Color, imagination and laughter help bring school gardens alive.

According to Ruth Ann Costanzo of the Stanford Teacher Education Program (STEP), the garden experience improves the social skills and self-esteem of the students as they work together and successfully produce something of their own. Gardening also helps them gain respect both for each other and for the environment. By learning about nature they can come to appreciate its many wonders and possibilities.

Katie Olender of the Northwest Initiative reports that the behavior of the children changes for the better when they are moved from the classroom to the garden. This was especially important for her students who exhibited poor behavior in the classroom, she sayd, elaborating that these students came to realize the importance of conducting themselves respectfully toward the space and plants. As they go through the process of nurturing plants from seed to maturity, the students learn to take pride in what they can achieve. They find it rewarding to eat the food they have produced through cooperative hard work, discipline and patience.

Healthy choices for life

Perhaps learning to make well-considered decisions about eating healthy foods is the most important lesson that children learn from the school gardens. Growing their own food—even one time—gives kids a chance to build a vital connection that most people lack. Learning to eat and prepare whole, fresh vegetables and fruits of the season opens up a new universe of preferences way beyond packaged, processed and advertised “food-type products.”

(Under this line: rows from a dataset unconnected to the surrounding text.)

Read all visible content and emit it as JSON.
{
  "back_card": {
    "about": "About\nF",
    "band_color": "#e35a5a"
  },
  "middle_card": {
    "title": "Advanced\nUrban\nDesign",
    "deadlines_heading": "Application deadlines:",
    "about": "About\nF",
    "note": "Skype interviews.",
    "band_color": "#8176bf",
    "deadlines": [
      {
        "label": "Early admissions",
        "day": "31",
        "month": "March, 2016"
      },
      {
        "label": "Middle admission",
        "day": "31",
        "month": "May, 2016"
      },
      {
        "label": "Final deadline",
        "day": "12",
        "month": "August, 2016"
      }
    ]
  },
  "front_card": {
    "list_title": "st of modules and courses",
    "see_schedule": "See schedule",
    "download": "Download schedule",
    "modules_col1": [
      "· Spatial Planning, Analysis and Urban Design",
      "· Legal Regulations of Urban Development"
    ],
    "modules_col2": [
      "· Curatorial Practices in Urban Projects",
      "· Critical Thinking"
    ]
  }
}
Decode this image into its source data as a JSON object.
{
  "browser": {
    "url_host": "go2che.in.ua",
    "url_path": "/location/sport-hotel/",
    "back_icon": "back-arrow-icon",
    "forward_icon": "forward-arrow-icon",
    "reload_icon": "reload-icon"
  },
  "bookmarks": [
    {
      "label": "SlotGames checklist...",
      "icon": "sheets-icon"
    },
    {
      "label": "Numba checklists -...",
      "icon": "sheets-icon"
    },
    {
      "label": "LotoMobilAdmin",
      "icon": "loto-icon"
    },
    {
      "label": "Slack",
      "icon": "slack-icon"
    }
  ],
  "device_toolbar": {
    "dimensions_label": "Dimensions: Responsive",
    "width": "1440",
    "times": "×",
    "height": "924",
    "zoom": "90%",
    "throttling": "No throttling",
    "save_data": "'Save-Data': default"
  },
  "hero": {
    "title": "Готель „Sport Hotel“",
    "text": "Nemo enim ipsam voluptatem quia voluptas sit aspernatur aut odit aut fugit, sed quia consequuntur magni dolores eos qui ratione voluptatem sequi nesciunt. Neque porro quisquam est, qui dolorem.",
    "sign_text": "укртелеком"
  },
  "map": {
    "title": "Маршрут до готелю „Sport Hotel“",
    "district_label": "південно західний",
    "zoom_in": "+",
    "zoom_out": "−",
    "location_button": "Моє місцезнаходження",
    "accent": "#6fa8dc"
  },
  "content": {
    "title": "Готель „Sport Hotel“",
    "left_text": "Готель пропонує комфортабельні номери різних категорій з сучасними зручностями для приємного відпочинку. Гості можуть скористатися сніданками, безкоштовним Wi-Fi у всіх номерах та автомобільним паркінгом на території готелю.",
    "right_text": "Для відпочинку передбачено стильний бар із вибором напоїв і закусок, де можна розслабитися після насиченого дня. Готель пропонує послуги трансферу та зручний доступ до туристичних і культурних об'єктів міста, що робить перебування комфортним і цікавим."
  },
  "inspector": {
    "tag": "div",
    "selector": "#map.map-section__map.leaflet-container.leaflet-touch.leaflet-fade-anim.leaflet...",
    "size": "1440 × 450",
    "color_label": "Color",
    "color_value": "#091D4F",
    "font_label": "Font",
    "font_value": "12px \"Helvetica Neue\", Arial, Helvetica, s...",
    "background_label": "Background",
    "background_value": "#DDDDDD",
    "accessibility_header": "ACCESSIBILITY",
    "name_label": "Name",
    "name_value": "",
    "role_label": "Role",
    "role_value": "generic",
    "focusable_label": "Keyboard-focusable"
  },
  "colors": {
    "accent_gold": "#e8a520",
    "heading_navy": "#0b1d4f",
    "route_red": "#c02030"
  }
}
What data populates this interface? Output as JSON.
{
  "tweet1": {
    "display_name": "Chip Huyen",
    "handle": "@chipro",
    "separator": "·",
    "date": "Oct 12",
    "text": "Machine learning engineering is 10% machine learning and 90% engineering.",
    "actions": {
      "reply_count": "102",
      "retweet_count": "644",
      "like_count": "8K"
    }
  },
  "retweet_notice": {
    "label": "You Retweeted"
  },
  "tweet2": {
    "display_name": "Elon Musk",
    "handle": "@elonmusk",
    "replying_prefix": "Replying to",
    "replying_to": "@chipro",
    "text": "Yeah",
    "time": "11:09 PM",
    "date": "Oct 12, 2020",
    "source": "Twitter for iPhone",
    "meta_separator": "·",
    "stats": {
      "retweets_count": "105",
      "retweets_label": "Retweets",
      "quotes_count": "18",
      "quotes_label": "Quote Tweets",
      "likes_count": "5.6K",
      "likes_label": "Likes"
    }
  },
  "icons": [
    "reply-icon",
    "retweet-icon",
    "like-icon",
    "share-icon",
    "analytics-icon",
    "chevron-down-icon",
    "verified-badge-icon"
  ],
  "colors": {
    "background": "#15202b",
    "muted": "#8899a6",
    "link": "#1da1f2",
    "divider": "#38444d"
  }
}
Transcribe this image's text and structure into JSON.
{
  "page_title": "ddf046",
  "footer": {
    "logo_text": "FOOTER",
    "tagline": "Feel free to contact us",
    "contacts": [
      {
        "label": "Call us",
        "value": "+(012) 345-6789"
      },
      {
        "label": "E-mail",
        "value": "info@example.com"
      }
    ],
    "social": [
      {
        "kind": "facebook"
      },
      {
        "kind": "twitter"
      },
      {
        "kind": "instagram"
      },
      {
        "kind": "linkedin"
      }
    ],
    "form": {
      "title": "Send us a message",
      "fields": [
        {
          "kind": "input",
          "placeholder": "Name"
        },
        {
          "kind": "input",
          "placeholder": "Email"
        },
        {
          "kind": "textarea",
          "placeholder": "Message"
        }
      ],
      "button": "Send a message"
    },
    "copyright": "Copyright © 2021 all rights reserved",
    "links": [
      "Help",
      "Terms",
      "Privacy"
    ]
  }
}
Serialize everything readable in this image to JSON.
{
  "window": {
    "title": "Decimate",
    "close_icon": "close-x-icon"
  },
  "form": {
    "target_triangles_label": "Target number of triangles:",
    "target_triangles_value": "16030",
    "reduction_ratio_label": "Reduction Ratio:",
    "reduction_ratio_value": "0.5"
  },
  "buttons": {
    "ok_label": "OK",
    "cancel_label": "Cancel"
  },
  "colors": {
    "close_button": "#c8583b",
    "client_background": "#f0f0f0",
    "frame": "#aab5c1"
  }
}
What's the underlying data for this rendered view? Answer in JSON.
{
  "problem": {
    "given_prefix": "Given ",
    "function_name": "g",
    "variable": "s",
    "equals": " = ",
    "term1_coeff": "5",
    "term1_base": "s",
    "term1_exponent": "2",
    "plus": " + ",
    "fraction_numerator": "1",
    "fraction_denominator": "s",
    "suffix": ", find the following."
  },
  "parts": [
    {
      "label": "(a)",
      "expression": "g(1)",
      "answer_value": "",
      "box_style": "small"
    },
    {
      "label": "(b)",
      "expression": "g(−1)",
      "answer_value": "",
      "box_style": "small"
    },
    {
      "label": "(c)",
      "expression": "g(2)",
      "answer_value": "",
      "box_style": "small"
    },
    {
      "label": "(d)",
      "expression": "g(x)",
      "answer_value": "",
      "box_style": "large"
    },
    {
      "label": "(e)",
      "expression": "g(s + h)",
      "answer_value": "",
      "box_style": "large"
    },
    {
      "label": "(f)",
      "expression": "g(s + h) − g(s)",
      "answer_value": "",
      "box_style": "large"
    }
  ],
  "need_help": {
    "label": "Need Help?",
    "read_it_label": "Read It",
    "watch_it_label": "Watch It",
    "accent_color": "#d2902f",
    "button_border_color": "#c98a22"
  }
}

Experiencing food from plant to plate helps young eaters to appreciate all that really goes into a meal. They are more likely to try new foods that they have grown themselves because of their nurturing and expectation. This freedom to wait, wonder and finally taste lets children broaden their culinary horizons. (Perhaps if this author had grown a radish when she was 10, this author wouldn’t still be picking them out of salads today.) The benefits of instilling an interest in fresh vegetables and fruit are so great because of their potential to curb growing food-related childhood health problems such as obesity and Type II-diabetes.

Elementary and middle schools are not the only educational institutions awakening to the great potential of school gardens. Universities are also starting gardens for student participation, especially as more young adults who are school-garden alumnae arrive there. The effort that Alice Waters has made in this field at Yale University is an example. The university’s Sustainable Food Project allows students to participate in many aspects of agriculture.

With help from Stanford’s STEP graduates and all the other dedicated teachers who see the value of school gardens, more students will be able to enjoy their benefits in the near future. The tenets of organic growing and appreciating their food can in complex ways shape their lives as food buyers and impact how their generation treats the world. If people continue to encourage them and challenge them to apply what they’ve learned, school gardens will give children a healthier, happier and more sustainable future.

Hannah Daughterty, a student at Denison (Ohio) University, was a communications department intern this summer at Rodale Institute.

High Schoolers are active in Springport Michigan!

Springport High School in Michigan combined with a strong FFA club and grow vegetables year round in a greenhouse and on school property. Lettice grown during the school year is served in the school cafeteria while summertime produce is sold at a roadside stand in town. Other offerings include organic roasting chicken and lamb. Not only do the students learn about life cycles of animals and plants, and how to grow things, they develop a marketing plan to sell the bounty!

School Gardens

Hi,
I'm interested in taking a look at the content of the curriculum, if one exists, for this initiative. We homeschool, have been looking at ways to teach youngsters about these issues on our time, and have been plugging away trying to find just such a way to learn about foods, their value, the soil and all these issues.
I congratulate the initiators of this piece. Is it available???